Koninklijke Musea voor Kunst en Geschiedenis - Beeldhouwkunst en Afgietselwerkplaats
Collectie en atelier die deel uitmaakten/uitmaken van de Koninklijke Musea voor Kunst en Geschiedenis.
Historiek
België heeft een lange geschiedenis in de productie van gipsafgietsels van uitzonderlijke kunstwerken, en dat zowel voor hun artistieke kwaliteit als voor hun historische of archeologische waarde. De gipsafgietsels waren vooral als pedagogisch hulpmiddel bedoeld, maar ze werden ook gebruikt om buitenlandse kunststukken aan het publiek te tonen. Deze plaasteren kopieën zijn dus historische getuigen, zeker van die stukken die ondertussen verloren zijn. Na de oprichting van België wou de jonge natie, naast haar eigen collecties, ook kopieën van internationaal beroemde kunstwerken verwerven. Vanaf 1839 vindt men effectief bestellingen die gedaan werden bij de École de Gravure de Bruxelles. Toen op het einde van de eerste helft van de negentiende eeuw (1848), de École de Gravure de Bruxelles en de Académie des Beaux-Arts werden samengevoegd werden, bezaten ze samen reeds meer dan honderd stukken.[1]

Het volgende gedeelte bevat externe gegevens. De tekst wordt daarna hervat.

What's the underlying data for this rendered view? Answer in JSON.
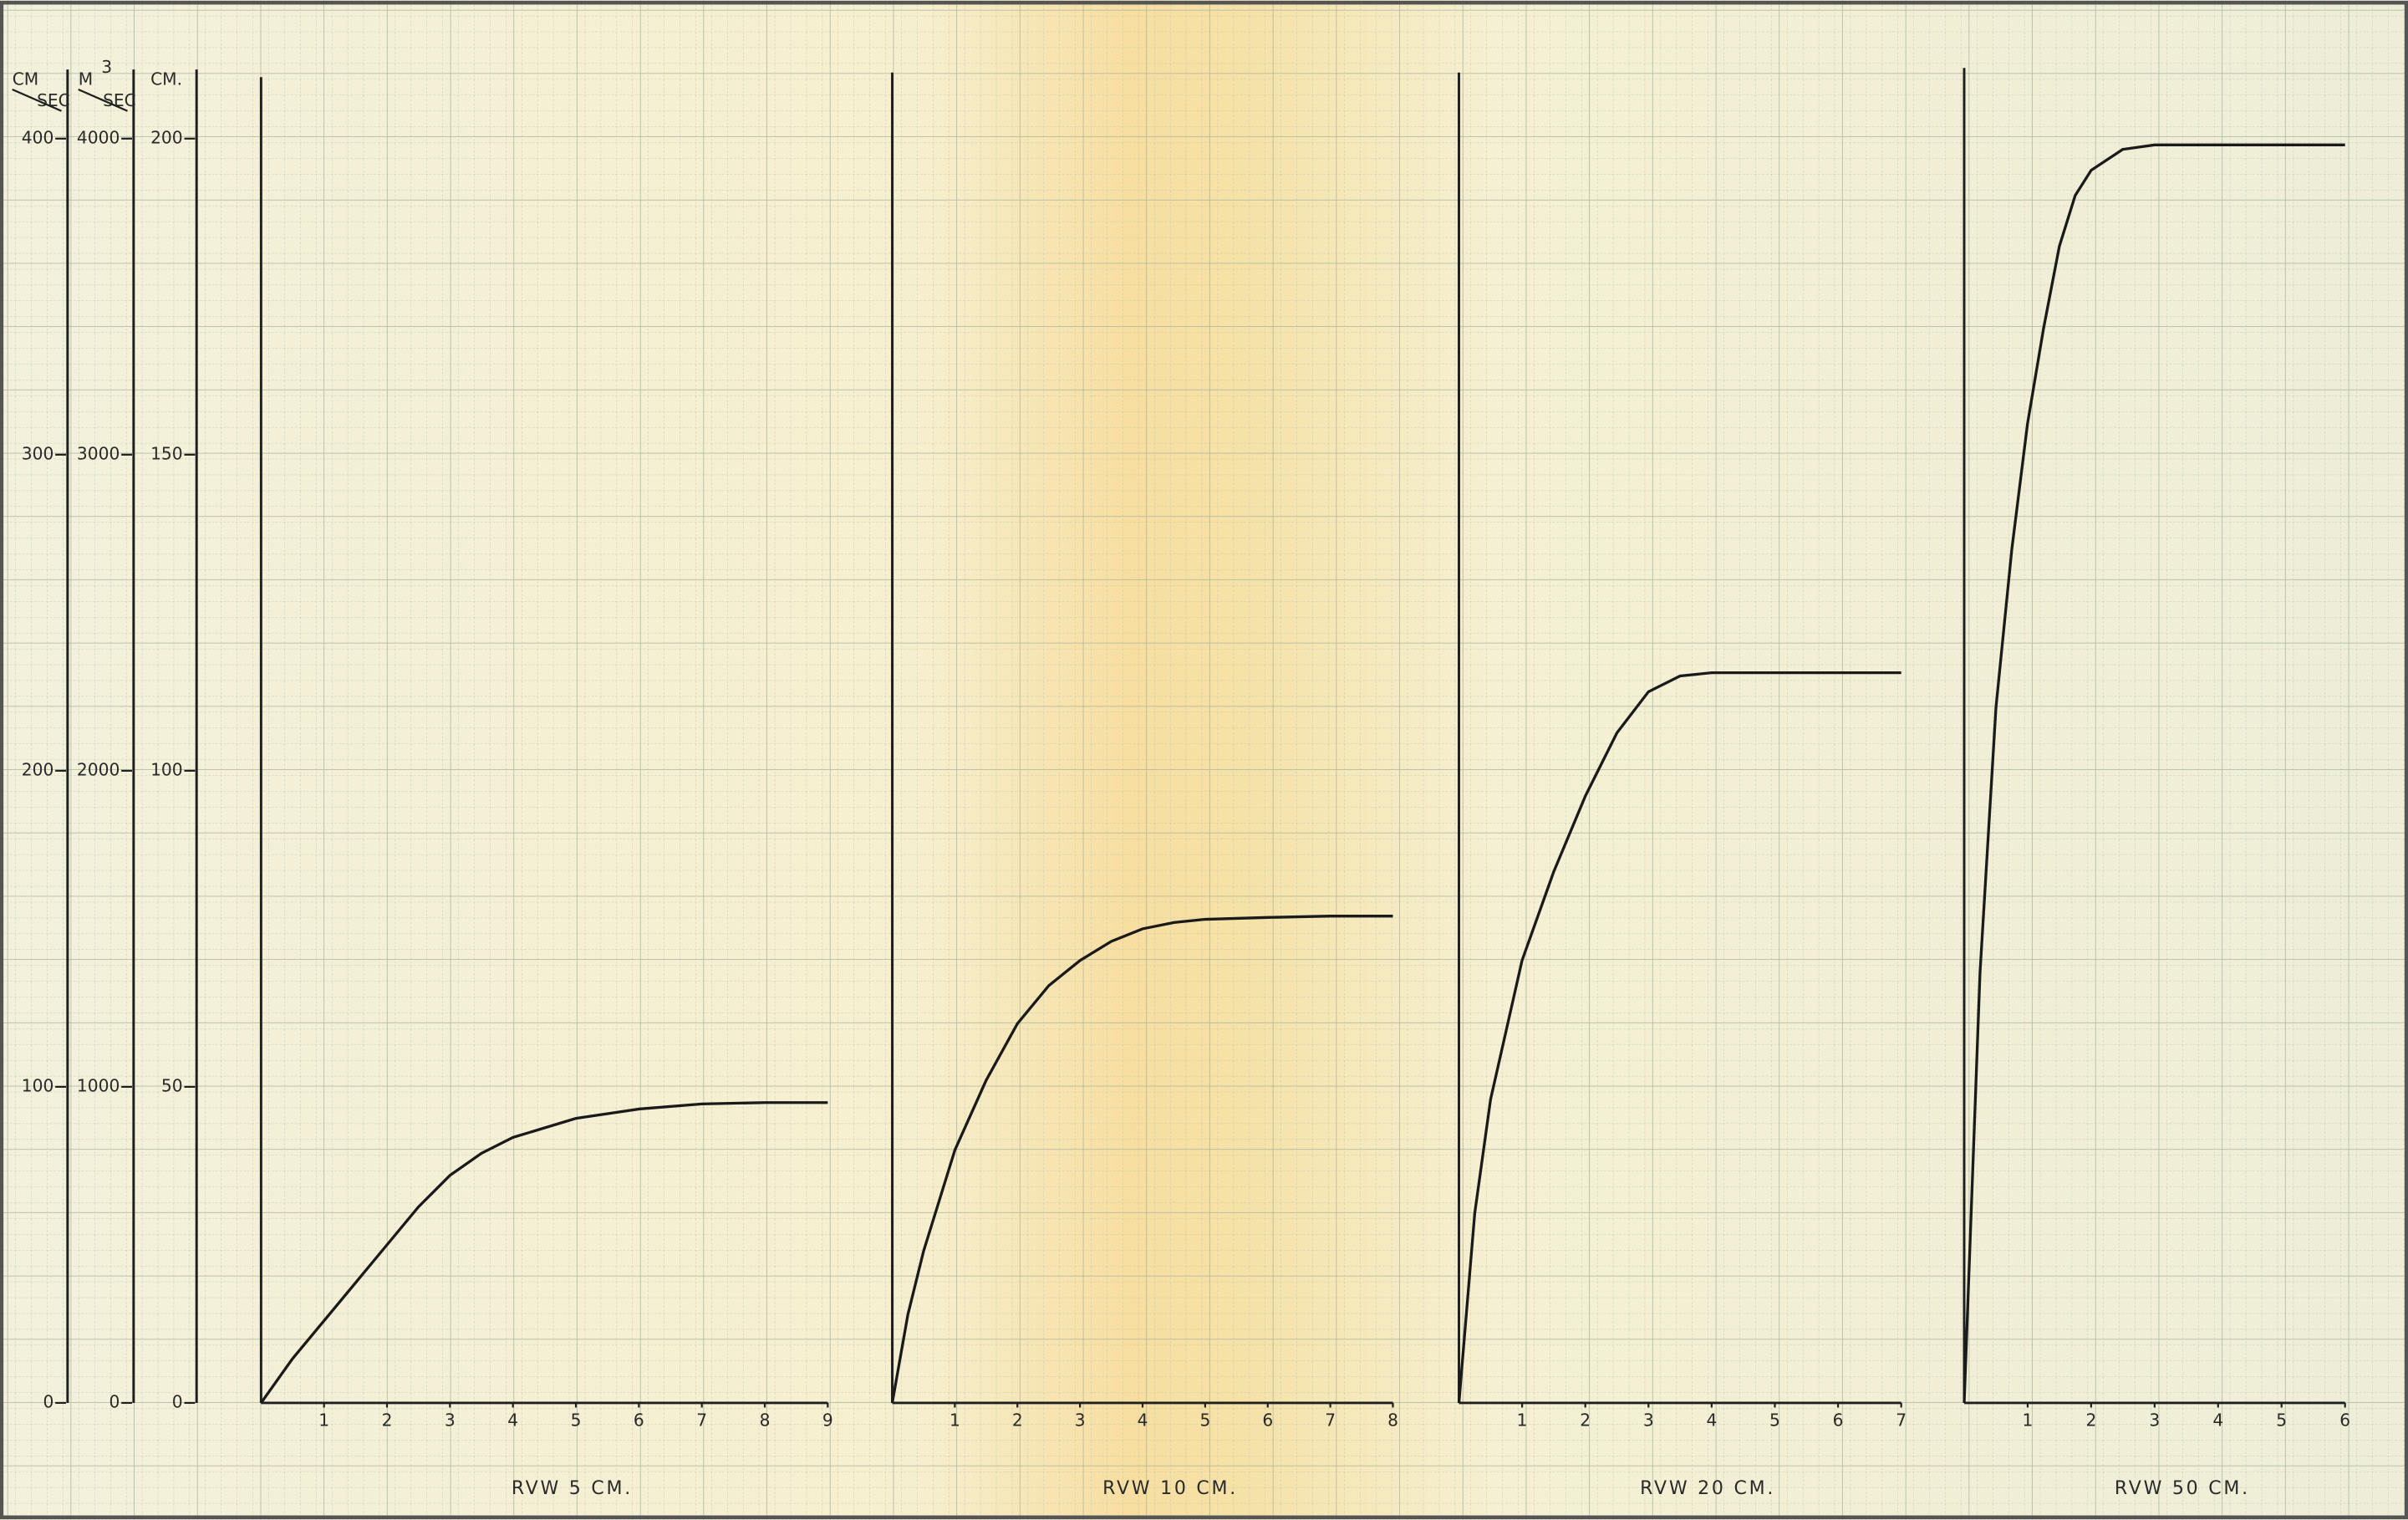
{
  "chart_data": {
    "type": "line",
    "color": "#1a1a1a",
    "y_axes": [
      {
        "numerator": "CM",
        "denominator": "SEC",
        "ylim": [
          0,
          400
        ],
        "yticks": [
          0,
          100,
          200,
          300,
          400
        ]
      },
      {
        "numerator": "M",
        "exponent": "3",
        "denominator": "SEC",
        "ylim": [
          0,
          4000
        ],
        "yticks": [
          0,
          1000,
          2000,
          3000,
          4000
        ]
      },
      {
        "label": "CM.",
        "ylim": [
          0,
          200
        ],
        "yticks": [
          0,
          50,
          100,
          150,
          200
        ]
      }
    ],
    "panels": [
      {
        "label": "RVW 5 CM.",
        "xlim": [
          0,
          9
        ],
        "xticks": [
          1,
          2,
          3,
          4,
          5,
          6,
          7,
          8,
          9
        ],
        "x": [
          0,
          0.5,
          1,
          1.5,
          2,
          2.5,
          3,
          3.5,
          4,
          5,
          6,
          7,
          8,
          9
        ],
        "values": [
          0,
          7,
          13,
          19,
          25,
          31,
          36,
          39.5,
          42,
          45,
          46.5,
          47.3,
          47.5,
          47.5
        ]
      },
      {
        "label": "RVW 10 CM.",
        "xlim": [
          0,
          8
        ],
        "xticks": [
          1,
          2,
          3,
          4,
          5,
          6,
          7,
          8
        ],
        "x": [
          0,
          0.25,
          0.5,
          1,
          1.5,
          2,
          2.5,
          3,
          3.5,
          4,
          4.5,
          5,
          6,
          7,
          8
        ],
        "values": [
          0,
          14,
          24,
          40,
          51,
          60,
          66,
          70,
          73,
          75,
          76,
          76.5,
          76.8,
          77,
          77
        ]
      },
      {
        "label": "RVW 20 CM.",
        "xlim": [
          0,
          7
        ],
        "xticks": [
          1,
          2,
          3,
          4,
          5,
          6,
          7
        ],
        "x": [
          0,
          0.25,
          0.5,
          1,
          1.5,
          2,
          2.5,
          3,
          3.5,
          4,
          5,
          6,
          7
        ],
        "values": [
          0,
          30,
          48,
          70,
          84,
          96,
          106,
          112.5,
          115,
          115.5,
          115.5,
          115.5,
          115.5
        ]
      },
      {
        "label": "RVW 50 CM.",
        "xlim": [
          0,
          6
        ],
        "xticks": [
          1,
          2,
          3,
          4,
          5,
          6
        ],
        "x": [
          0,
          0.25,
          0.5,
          0.75,
          1,
          1.25,
          1.5,
          1.75,
          2,
          2.5,
          3,
          4,
          5,
          6
        ],
        "values": [
          0,
          68,
          110,
          135,
          155,
          170,
          183,
          191,
          195,
          198.3,
          199,
          199,
          199,
          199
        ]
      }
    ]
  }
}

De ontwikkeling van gipscollecties zette zich verder met de in 1871 opgerichte Commission royale belge des Échanges internationaux dat een artistieke afdeling had. Deze afdeling ondernam de reproductie van het Belgisch erfgoed. Het atelier waar de werkzaamheden plaatsvonden bevond zich in de kelders van het hertogelijke paleis waar eveneens het Musée de Peinture et de Sculpture gehuisvest was. Dit museum bezat de eerste aanwinsten van de Belgische staat.[2] In 1879 bevatte de catalogus van wat toen « le Musée des Plâtres » werd genoemd, al meer dan duizend stukken.[3].
Ook het Paleis der Academiën had een gietatelier dat verbonden was aan het Musée des Plâtres. De twee ateliers, dat van het Paleis der Academiën, en dat van de Jubelparkmuseum werkten samen. Ze vielen allebei onder het gezag van de hoofdconservator van de Koninklijke Musea voor Kunst en Geschiedenis .[4]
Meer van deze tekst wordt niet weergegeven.